It’s the beginning of a new year and I’m facing the feeling so many writers dread—the fear that I will never compose another decent sentence—the dread that I will not only have nothing to say, but also that what I do write will limp along badly—boring, boring prose that no one with even half a literary brain would lay claim to.
Part of what frustrates me is my seeming lack of focus, the realization as this blog evolves that my interests are too eclectic. I enjoy a little of this and a lot of that and that and that. With Sara and I traveling so much, I feel my writing is both literally and stylistically all over the map, sometimes funny, sometimes deadly serious. Are my own eccentric inclinations exaggerated by the sheer geographical range, if nothing else?

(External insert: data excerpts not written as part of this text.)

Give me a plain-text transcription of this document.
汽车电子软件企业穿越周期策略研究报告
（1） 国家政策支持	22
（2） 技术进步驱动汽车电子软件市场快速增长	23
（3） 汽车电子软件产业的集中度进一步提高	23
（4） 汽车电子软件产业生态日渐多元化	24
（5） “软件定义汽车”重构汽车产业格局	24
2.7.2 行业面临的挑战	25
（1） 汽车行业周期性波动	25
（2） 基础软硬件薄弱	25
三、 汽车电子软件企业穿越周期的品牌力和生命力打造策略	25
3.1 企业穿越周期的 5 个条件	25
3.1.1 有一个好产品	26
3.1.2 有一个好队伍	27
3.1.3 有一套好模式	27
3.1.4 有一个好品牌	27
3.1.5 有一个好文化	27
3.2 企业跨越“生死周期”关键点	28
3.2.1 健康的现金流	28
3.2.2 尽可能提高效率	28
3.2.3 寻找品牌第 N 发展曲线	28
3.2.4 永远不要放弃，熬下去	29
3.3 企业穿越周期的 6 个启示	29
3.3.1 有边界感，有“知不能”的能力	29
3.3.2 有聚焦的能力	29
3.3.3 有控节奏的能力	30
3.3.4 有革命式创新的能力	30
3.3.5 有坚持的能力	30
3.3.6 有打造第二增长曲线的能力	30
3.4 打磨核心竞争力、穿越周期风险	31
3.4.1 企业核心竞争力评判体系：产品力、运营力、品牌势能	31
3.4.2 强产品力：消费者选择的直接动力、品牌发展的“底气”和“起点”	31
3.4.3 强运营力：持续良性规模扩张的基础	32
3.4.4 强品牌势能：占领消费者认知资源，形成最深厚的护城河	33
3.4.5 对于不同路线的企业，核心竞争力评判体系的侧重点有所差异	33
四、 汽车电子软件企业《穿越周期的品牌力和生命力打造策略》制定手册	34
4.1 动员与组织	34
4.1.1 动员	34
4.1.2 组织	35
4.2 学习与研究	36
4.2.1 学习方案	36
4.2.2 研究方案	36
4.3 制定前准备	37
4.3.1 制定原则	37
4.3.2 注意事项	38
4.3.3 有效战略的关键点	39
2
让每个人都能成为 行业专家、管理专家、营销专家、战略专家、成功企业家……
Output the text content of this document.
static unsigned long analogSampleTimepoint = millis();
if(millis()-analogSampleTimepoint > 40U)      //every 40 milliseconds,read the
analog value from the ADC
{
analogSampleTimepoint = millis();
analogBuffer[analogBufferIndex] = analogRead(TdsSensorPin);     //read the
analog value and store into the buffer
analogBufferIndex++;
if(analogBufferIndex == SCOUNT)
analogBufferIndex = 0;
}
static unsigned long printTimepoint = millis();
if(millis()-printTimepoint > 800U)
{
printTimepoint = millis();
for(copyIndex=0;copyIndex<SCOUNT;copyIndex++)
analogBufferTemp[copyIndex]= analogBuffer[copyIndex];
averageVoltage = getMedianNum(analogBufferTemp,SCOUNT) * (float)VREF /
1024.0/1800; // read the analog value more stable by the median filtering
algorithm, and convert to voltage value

It might be boring, but I sometimes wish I were one of those people with a singular focus! Practically speaking, how does one lend cohesion to a blog that’s at one time or another about Haiti, Vietnam, art, poetry, dogs, travel, disaster response, and election fraud? Then when you expand that list even further by adding topics I’ve yet to address, but plan to (my work in India this past year, for example), it becomes a dizzying mish-mash that would give even the most open-minded reader a case of topical whiplash.
So, my questions this New Year’s Day remain:
–How singularly focused does a blog need to be?
–What makes you keep reading one blog but not another?
–What is your biggest fear as a writer?
–Would you be willing to discuss any of these issues in a post to your blog?
I’d love to know I’m not alone with these writerly fears for the coming year. How do you manage your own creative insecurities?